Introduction

This course is aimed at the Python developer who wants to learn how to do useful data analysis tasks. It will focus primarily on the Python package pandas to query, combine and visualise your data as well as covering seaborn to visualise them.

Data analysis is a huge topic and we couldn’t possibly cover it all in one short course so the purpose of this workshop is to give you an introduction to some of the most useful tools and to demonstrate some common problems that surface.

Intended learning outcomes

By the end of this course, you will:

  • Know how to use Jupyter Notebooks.
  • Be familiar with pandas and seaborn.
  • Know how to read a data file and deal with format issues.
  • Have the skills to create a simple plot to visualize and explore your data.

How to read this course

In this course, any time that we are seeing a small snippet of Python code, we’ll see it written in a grey box like the following:

print("Hello, Python")

If the commands are executed by the machine we will see the output of them below enclosed on a vertical purple line:

print("Hello, Python!")
Hello, Python!

There are some exercises along this course, and it is important you try to answer them yourself to understand how Python works.
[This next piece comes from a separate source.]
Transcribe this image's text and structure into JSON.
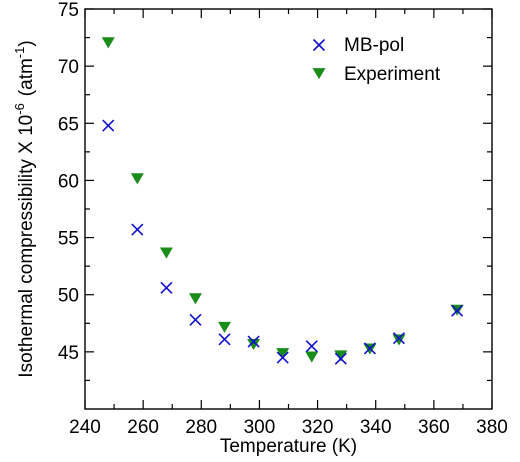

Exercises are shown in blue boxes followed by a yellow box that contains the answer of each exercise. We recommend you to try to answer each exercise yourself before looking at the solution.

Exercise

This is an exercise. You will need to click in the below box to see the answer.

This is the answer.

Last, we will highlight important points using green boxes like this one:

Important points

These are important concepts and technical notes.